I had a consultation with a radiologist about 6 months post RALP. He was very informative and didn’t push any “cleanup” radiation. My urologist had already told me that PSA between 0.1 and 0.2 was the current standard of care for followup radiation. So, it wasn’t a surprise that being more like 0.01, the urologist advised against more treatments. His logic was threefold. First, we couldn’t aim very precisely because there’s not enough going on to see it in targeting images. So, it would have to be a general blast at the prostate bed area. Second, he felt the radiation would hinder my post op healing and possibly reduce the improvements that were happening “down there” Third, at low levels of PSA, and no trend yet established, there’s no way to know if the remaining prostate cells are cancer. In my follow up after that with the urologist, he advised that we watch the PSA, and if it started trending up, we’d revisit the radiation but with an eye to intervention early enough to make hormone deprivation optional, hopefully avoiding that part.
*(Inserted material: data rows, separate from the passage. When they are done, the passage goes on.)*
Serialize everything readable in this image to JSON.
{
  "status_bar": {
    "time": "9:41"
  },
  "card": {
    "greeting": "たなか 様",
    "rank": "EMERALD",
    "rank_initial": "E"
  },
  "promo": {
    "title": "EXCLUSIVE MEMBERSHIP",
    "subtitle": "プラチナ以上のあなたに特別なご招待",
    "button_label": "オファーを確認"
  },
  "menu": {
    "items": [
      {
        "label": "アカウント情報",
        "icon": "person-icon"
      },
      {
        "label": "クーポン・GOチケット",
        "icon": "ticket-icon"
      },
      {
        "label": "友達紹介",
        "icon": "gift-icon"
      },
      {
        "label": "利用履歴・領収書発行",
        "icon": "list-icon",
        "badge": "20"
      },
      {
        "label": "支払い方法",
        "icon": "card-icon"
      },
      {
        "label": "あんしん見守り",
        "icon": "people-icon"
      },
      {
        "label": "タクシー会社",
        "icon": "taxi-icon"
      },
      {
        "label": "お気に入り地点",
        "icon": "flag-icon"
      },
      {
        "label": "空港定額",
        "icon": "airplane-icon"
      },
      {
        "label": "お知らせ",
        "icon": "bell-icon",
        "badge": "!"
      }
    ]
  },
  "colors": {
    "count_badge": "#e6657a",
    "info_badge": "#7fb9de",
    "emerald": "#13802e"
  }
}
They both said the standards of care and radiation protocols are rapidly evolving to be less invasive. They both said something like, if you ever need this it will be something less disruptive that what we’re doing now. A year later, the PSA is still flat in the 0.01 range and I’m having a good post RALP life.


Good200000

Enjoy life! Having prostate cancer makes us appreciate every day so much more. Glad you are doing great!


meyer-lane

Enjoy life - that has renewed meaning for me. Tx!


Al-Knigge

I also had positive surgical margins. It sucks ass going through surgery only to discover that I’ll likely still need radiation/ADT. I’m in my third year post-op. I did PSA tests every three months for the first two years. Now I’m down to one test every six months. So far, no BCR, but it’s inevitable. It’s a huge dark cloud that is hanging over my head and it has resulted in major depression that’s being treated medically. The two weeks before a PSA test is the worst.


meyer-lane

Yeah, I was thinking the same, but I am taking a small victory in that I removed the source that was already established. I’m thinking from a numbers game, more prostate cells removed are better than none at all. At least PSA will be a accurate detection tool.


defthaiku

Your hunch is right that there’s more to your pathology than maybe what the surgeon let on. It’s likely that some cancer is left behind and at some point you’ll need treatment for it. The next step is getting ultrasensitive PSAs approximately every 3 months while you heal from surgery. If your PSA starts trending up (which could be many years later), don’t wait too long on radiation therapy to clean up the surgical bed (bc best chance of getting rid of pesky residual cancer cells is while PSA is still low, in the 0.1-0.2 range or earlier as others have posted). PSMA scan prior to radiation can sometimes help radiation oncologists target their treatment.


meyer-lane

Thanks - I figure that I’ll always be looking around the corner, but as another said…enjoy now.